There are moments in this offseason where we find ourselves slipping further into despair over the outlook for our team. Could we really handle the fifth place finish that most of the pre-season prognosticators have foreseen for the Jays? Could we continue to show up in our blogging pants day after day if this teams slides back? Are we prepared for a long, miserable season?
Then, we snap out of it. What would Mom say if she knew that we were sending such terrible, negative thoughts out into the universe? Are we asking for the failure that we so fear? Why can't we just be happy, and enjoy this moment for what it is?
(Sorry. We're kinda losing our rational stoicism through this winter. Maybe it's a vitamin D thing.)
If there is one thing that has stoked the fires and really got us geeked for the coming season, it's the sheer number of new faces in the Jays camp, as well as the familiar faces that didn't make an appearance in 2009. We're amazed at how excited we get when we see a newish face in the crowd as we take a gander at the photos being posted by Jordan Bastian through his Twitter account, and glancing through the shots on Daylife.

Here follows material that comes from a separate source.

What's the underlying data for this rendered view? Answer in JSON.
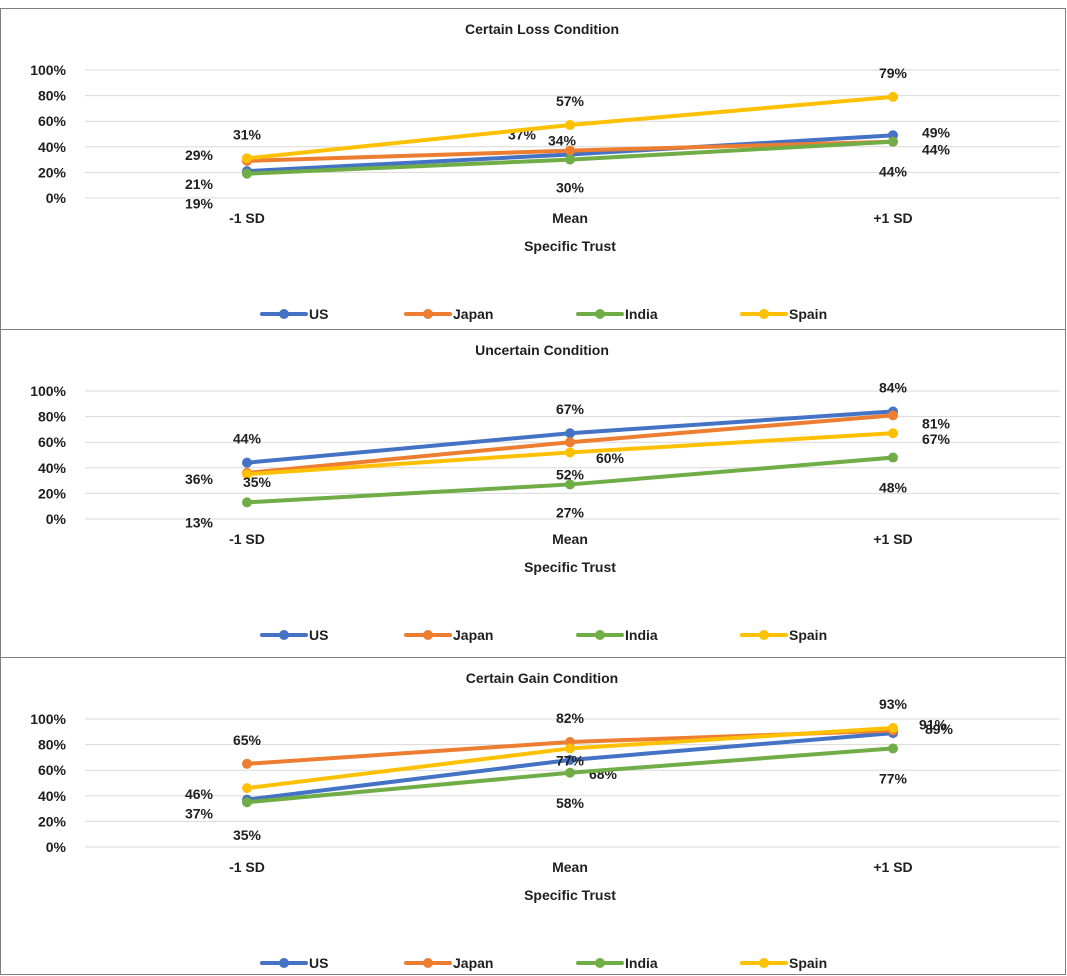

We're even getting a bit excited when we see marginal players, who we assume might make their way to Vegas or get their walking papers before the end of March.
Hey look! There's José Molina, blocking what must have been an awesome February slider in the dirt! There's Brett Wallace, with a first baseman's trapper, wearing number 46! (Snider's 45 and Wallace is 46...there's something to that, isn't there?) There's Alex Gonzalez, who is suddenly growing on us as an everyday option at short...unless the better option is Mike McCoy. (Look at that fielding form!)
Even more encouraging for us are the faces of Dustin McGowan and Shaun Marcum. While we don't necessarily anticipate them stepping in and blowing the roof off the Dome immediately, we've started to look at their return to the pitching staff much in the way that we would think of two prospects about to emerge into their big league roles.
Sure, people can dump on the lack of prospect depth in the Jays' system, and the losses in terms of big league talent. But we think that misses the point. People who have this team pegged as the worst in the league they'll have so many players in uniform in 2010 who were not a part of the late season meltdown last year. Maybe more than any team (or at least as much as any team that we follow obsessively), the Jays will have more turnover in their lineup this season.
We don't want to sink into pat, management seminar clichés of how "change = good". But, given the alternative route of picking apart the weaknesses and building the case for the team's downfall, we prefer to embrace the newness of this team. The number of new names and numbers on the jerseys at the very least gives us something new and compelling to wrap our head around in the coming months.